Ho riportato molto succintamente le tesi di questo autore; parla di cose che sento molto vicine ovviamente: una delle cose che mi impediscono di essere cristiano è proprio il sacrificio di espiazione che tutta la tradizione e le scritture unanimemente attribuiscono a Gesù. Devo dire che, nelle mie personali idiosincrasie, ho per un attimo vacillato - ho pensato che forse quello che mi affascina del cristianesimo non è in contraddizione con l'essere una persona civile, che si rifiuta di pensare che serva un sacrificio di sangue per cancellare un'offesa a Dio, definito come Dio d'amore...
Eppure ho dovuto retrocedere, e per questi motivi.

1. Il Buddhismo parte da una analisi molto raffinata del desiderio "metafisico" che in questo contesto viene chiamato sete. Il Buddha afferma chiaramente (II Nobile Verità) che è la sete la causa della sofferenza umana. Tutta la pratica punta a questo, estinguere questa sete che "brucia" e per cui solo il Nirvana, il Rinfrescante, è la soluzione. Niente che si possa desiderare su questa terra o in cielo possono impedire di soffrire, solo il Nirvana, che non possiamo desiderare, ma solo realizzare, è la risposta. Per il fatto stesso di non poter essere desiderato, ossia afferrato, oggetto di attaccamento, non può essere concepito dal pensiero, se non per metafore, similitudini, limitate e che non vanno mai presa alla lettera (... il dito punta alla luna, fissare il dito è quasi satanico ...): ho sempre sentito profonde assonanze tra il Regno è la Via... Ma ancora non ho capito come legarle.
2. Il Buddhismo da sempre esclude il sacrificio.

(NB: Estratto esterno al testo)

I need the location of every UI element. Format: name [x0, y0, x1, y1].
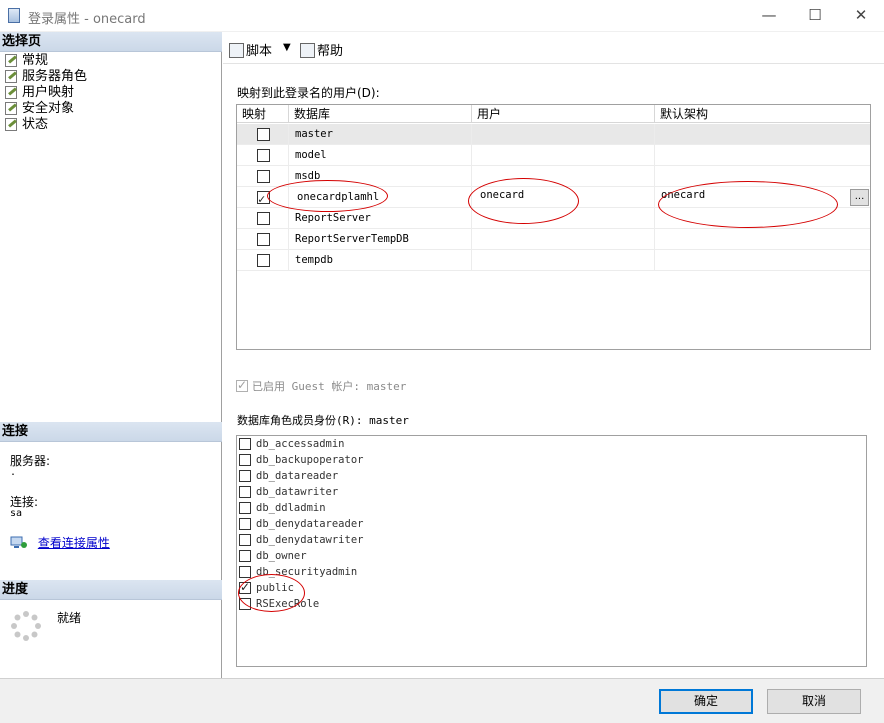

3. Mi sembra che questa interpretazione dei Vangeli non manchi di una forte dose di verità, di cui forse solo oggi le nostre società secolarizzate si rendono conto. Personalmente sono convinto che, con il maturare di una civiltà, la violenza divenga sempre più intollerabile. L'interpetazione di Girard è figlia del nostro tempo, in cui nessuno davvero potrebbe credere che un sacrificio cancelli i peccati, l'iconografia cruenta di cui tutto il Cristianesimo è pervaso ci diventa giorno dopo giorno aliena, sia perchè in pochi siamo oramai disposti a rinunciare a qualcosa per un bene più grande, sia perchè per la nostra coscienza (cattiva?) di occidentali del XXI secolo la violenza è sempre più un tema imbarazzante.
4. Girard afferma che il sacrificio volontario di un innocente smaschera il meccanismo vittimario. E tuttavia questo meccanismo si è perpetuato, e mi sembra si è trasformato nel suo contrario, come tutta la tradizione cristiana mi sembra attestare.
5. La ragionevolezza non sarebbe bastata? Molti filosofi e liberi pensatori hanno parlato contro la violenza, e contro l'idea che un capro espiatorio possa risolvere problemi e tensioni: ad esempio Marc'Aurelio proibì i giochi dei gladiatori, nessun romano di cultura medio-alta avrebbe trovato i giochi del circo "decenti"... non c'era altro modo? Occorreva un anti-sacrificio?

In conclusione, non ho conclusioni: il che mi sembra un ottimo punto di partenza.